Dünyanın en etkili siyasi liderleri arasında yer alan A.B.D Başkanı Obama, Almanya Şansölyesi Merkel ve İngiltere Başbakanı Cameron’un ABD’nin Washington kentinde G-8 zirvesi için bir araya geldiği 2012 yılında Şampiyonlar ligi finalini beraber izlemeleri dünya kamuoyu tarafından ilgiyle karşılanmıştı.
Geçtiğiimiz ay sona eren 2014 Dünya Kupası’nda da özellikle futbolun ne denli önemli olduğunu, ev sahibi Brezilya’nın yarı final karşılaşmasında 7 – 1’lik yenilgi sonrası yaşadığı tramvaya hep beraber tanık olduk.
Futbol dışında diğer amatör sporlara da milyonlarca dolar yatırım yapılıyor, hem sporcular hem de yöneticiler popüler insanlar olarak lanse ediliyor. Spor; kitleleri peşinde sürükleyen, başarılı sporculara devlet desteği sağlanan, sponsorların birbirleri ile yarıştığı büyük bir ekonomi haline geldi. Batılı ülkelerde sadece futbol değil tüm branşlarda yönetim profesyonel idareciler tarafından yönetiliyor.
Türkiye’de ise ekonomik anlamda sağlanan destek birçok batılı ülkeden daha fazla… Buna rağmen başarı anlamında birçok ülkenin gerisinde kalıyoruz.
Kulüplerimizin iş adamları tarafından yönetildiği bu dönemde Yönetim Kurulları’nda hiçbir sporcunun bulunmaması aslında her şeyi açıklıyor. Başarısızlıkları karşı camialara, hakemlere, antrenörlere ve federasyonlara bağlayan yöneticilerimiz ise o makamda yıllarca kalabiliyor.
Başarı için değişim gerekiyor
Artık sporun eğlenceden çok ticari bir yönü olduğunu düşünürsek sizce de her birimin konusunda uzman ekipler tarafından yönetilmesi gerekmiyor mu?
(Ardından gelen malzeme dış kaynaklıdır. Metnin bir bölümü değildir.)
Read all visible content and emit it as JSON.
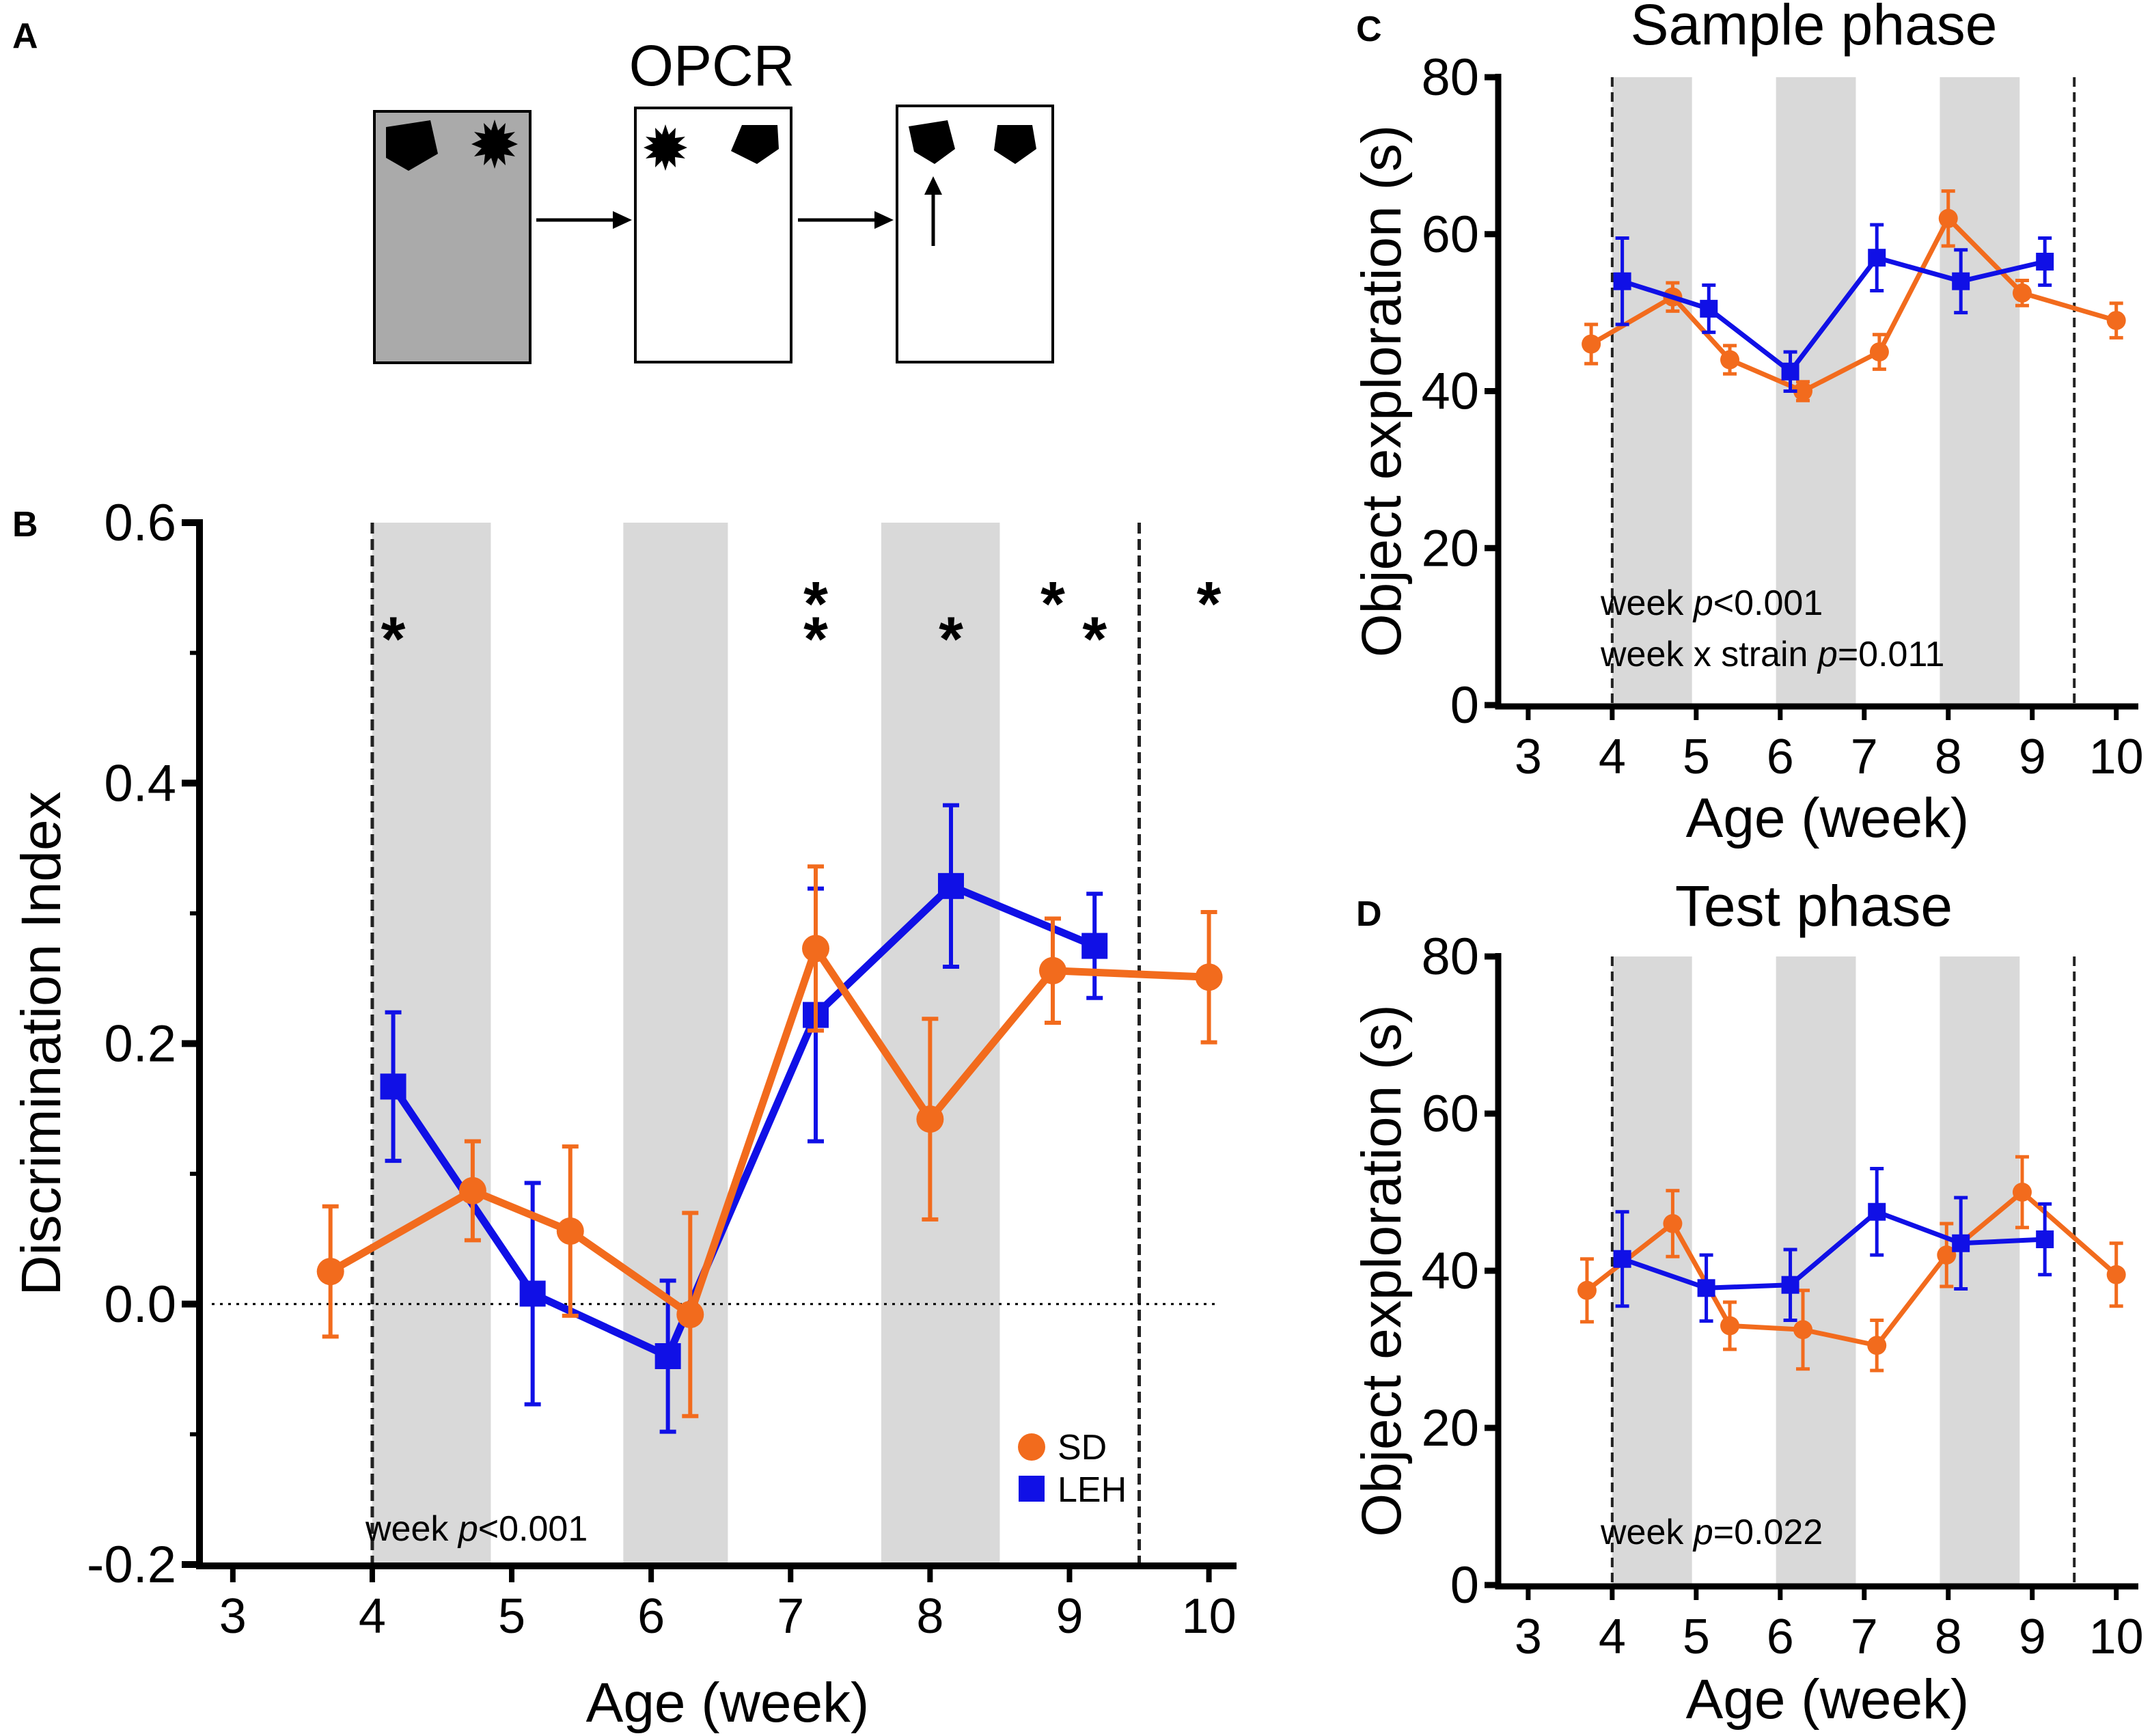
{
  "panel_labels": [
    "A",
    "B",
    "C",
    "D"
  ],
  "schematic": {
    "title": "OPCR",
    "boxes": [
      {
        "shading": "gray",
        "objects": [
          "pentagon",
          "star-burst"
        ],
        "arrow_under": "none"
      },
      {
        "shading": "white",
        "objects": [
          "star-burst",
          "pentagon"
        ],
        "arrow_under": "none"
      },
      {
        "shading": "white",
        "objects": [
          "pentagon",
          "pentagon"
        ],
        "arrow_under": "left"
      }
    ]
  },
  "colors": {
    "sd": "#F26B1D",
    "leh": "#1010E6",
    "band": "#D9D9D9"
  },
  "chart_data": [
    {
      "panel": "B",
      "type": "line",
      "title": "",
      "xlabel": "Age (week)",
      "ylabel": "Discrimination Index",
      "xlim": [
        2.8,
        10.1
      ],
      "ylim": [
        -0.2,
        0.6
      ],
      "xticks": [
        3,
        4,
        5,
        6,
        7,
        8,
        9,
        10
      ],
      "yticks": [
        -0.2,
        0.0,
        0.2,
        0.4,
        0.6
      ],
      "ytick_labels": [
        "-0.2",
        "0.0",
        "0.2",
        "0.4",
        "0.6"
      ],
      "shaded_bands": [
        [
          4.0,
          4.85
        ],
        [
          5.8,
          6.55
        ],
        [
          7.65,
          8.5
        ]
      ],
      "dashed_vlines": [
        4.0,
        9.5
      ],
      "zero_line": 0.0,
      "series": [
        {
          "name": "SD",
          "marker": "circle",
          "color": "#F26B1D",
          "x": [
            3.7,
            4.72,
            5.42,
            6.28,
            7.18,
            8.0,
            8.88,
            10.0
          ],
          "y": [
            0.025,
            0.087,
            0.056,
            -0.008,
            0.273,
            0.142,
            0.256,
            0.251
          ],
          "err": [
            0.05,
            0.038,
            0.065,
            0.078,
            0.063,
            0.077,
            0.04,
            0.05
          ]
        },
        {
          "name": "LEH",
          "marker": "square",
          "color": "#1010E6",
          "x": [
            4.15,
            5.15,
            6.12,
            7.18,
            8.15,
            9.18
          ],
          "y": [
            0.167,
            0.008,
            -0.04,
            0.222,
            0.321,
            0.275
          ],
          "err": [
            0.057,
            0.085,
            0.058,
            0.097,
            0.062,
            0.04
          ]
        }
      ],
      "significance_markers": [
        {
          "x": 4.15,
          "y": 0.515,
          "label": "*",
          "series": "LEH"
        },
        {
          "x": 7.18,
          "y": 0.542,
          "label": "*",
          "series": "SD"
        },
        {
          "x": 7.18,
          "y": 0.515,
          "label": "*",
          "series": "LEH"
        },
        {
          "x": 8.15,
          "y": 0.515,
          "label": "*",
          "series": "LEH"
        },
        {
          "x": 8.88,
          "y": 0.542,
          "label": "*",
          "series": "SD"
        },
        {
          "x": 9.18,
          "y": 0.515,
          "label": "*",
          "series": "LEH"
        },
        {
          "x": 10.0,
          "y": 0.542,
          "label": "*",
          "series": "SD"
        }
      ],
      "annotations": [
        {
          "pre": "week ",
          "it": "p",
          "post": "<0.001"
        }
      ],
      "legend": {
        "position": "bottom-right",
        "entries": [
          "SD",
          "LEH"
        ]
      }
    },
    {
      "panel": "C",
      "type": "line",
      "title": "Sample phase",
      "xlabel": "Age (week)",
      "ylabel": "Object exploration (s)",
      "xlim": [
        2.7,
        10.1
      ],
      "ylim": [
        0,
        80
      ],
      "xticks": [
        3,
        4,
        5,
        6,
        7,
        8,
        9,
        10
      ],
      "yticks": [
        0,
        20,
        40,
        60,
        80
      ],
      "ytick_labels": [
        "0",
        "20",
        "40",
        "60",
        "80"
      ],
      "shaded_bands": [
        [
          4.0,
          4.95
        ],
        [
          5.95,
          6.9
        ],
        [
          7.9,
          8.85
        ]
      ],
      "dashed_vlines": [
        4.0,
        9.5
      ],
      "series": [
        {
          "name": "SD",
          "marker": "circle",
          "color": "#F26B1D",
          "x": [
            3.75,
            4.72,
            5.4,
            6.27,
            7.18,
            8.0,
            8.88,
            10.0
          ],
          "y": [
            46,
            52,
            44,
            40,
            45,
            62,
            52.5,
            49
          ],
          "err": [
            2.5,
            1.8,
            1.8,
            1.2,
            2.2,
            3.5,
            1.6,
            2.2
          ]
        },
        {
          "name": "LEH",
          "marker": "square",
          "color": "#1010E6",
          "x": [
            4.12,
            5.15,
            6.12,
            7.15,
            8.15,
            9.15
          ],
          "y": [
            54,
            50.5,
            42.5,
            57,
            54,
            56.5
          ],
          "err": [
            5.5,
            3,
            2.5,
            4.2,
            4,
            3
          ]
        }
      ],
      "annotations": [
        {
          "pre": "week ",
          "it": "p",
          "post": "<0.001"
        },
        {
          "pre": "week x strain ",
          "it": "p",
          "post": "=0.011"
        }
      ]
    },
    {
      "panel": "D",
      "type": "line",
      "title": "Test phase",
      "xlabel": "Age (week)",
      "ylabel": "Object exploration (s)",
      "xlim": [
        2.7,
        10.1
      ],
      "ylim": [
        0,
        80
      ],
      "xticks": [
        3,
        4,
        5,
        6,
        7,
        8,
        9,
        10
      ],
      "yticks": [
        0,
        20,
        40,
        60,
        80
      ],
      "ytick_labels": [
        "0",
        "20",
        "40",
        "60",
        "80"
      ],
      "shaded_bands": [
        [
          4.0,
          4.95
        ],
        [
          5.95,
          6.9
        ],
        [
          7.9,
          8.85
        ]
      ],
      "dashed_vlines": [
        4.0,
        9.5
      ],
      "series": [
        {
          "name": "SD",
          "marker": "circle",
          "color": "#F26B1D",
          "x": [
            3.7,
            4.72,
            5.4,
            6.27,
            7.15,
            7.98,
            8.88,
            10.0
          ],
          "y": [
            37.5,
            46,
            33,
            32.5,
            30.5,
            42,
            50,
            39.5
          ],
          "err": [
            4,
            4.2,
            3,
            5,
            3.2,
            4,
            4.5,
            4
          ]
        },
        {
          "name": "LEH",
          "marker": "square",
          "color": "#1010E6",
          "x": [
            4.12,
            5.12,
            6.12,
            7.15,
            8.15,
            9.15
          ],
          "y": [
            41.5,
            37.8,
            38.2,
            47.5,
            43.5,
            44
          ],
          "err": [
            6,
            4.2,
            4.5,
            5.5,
            5.8,
            4.5
          ]
        }
      ],
      "annotations": [
        {
          "pre": "week ",
          "it": "p",
          "post": "=0.022"
        }
      ]
    }
  ]
}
Henüz 20’li yaşlarda milyon dolarlık anlaşmalara imza atan ve kamuoyunun gözü önünde olan sporcuların psikolojik destek ve iletişim desteği alması önem kazanıyor. Bir anda kamuoyunun önüne atılan bu tecrübesiz kişilerin medya önünde ne yapacağı neler söyleyeceği kendisi kadar temsil ettiği kulüpleri de etkiliyor. İşte bu yüzden her kulübün mutlaka yöneticileri ve sporcuları için iletişim danışmanlığı hizmeti alması gerekiyor. Belki o zaman biz de bahaneler üretmeyip sadece başarıya odaklanan, örnek yöneticiler ve her anlamda profesyonel sporcuları olan bir ülke olabiliriz.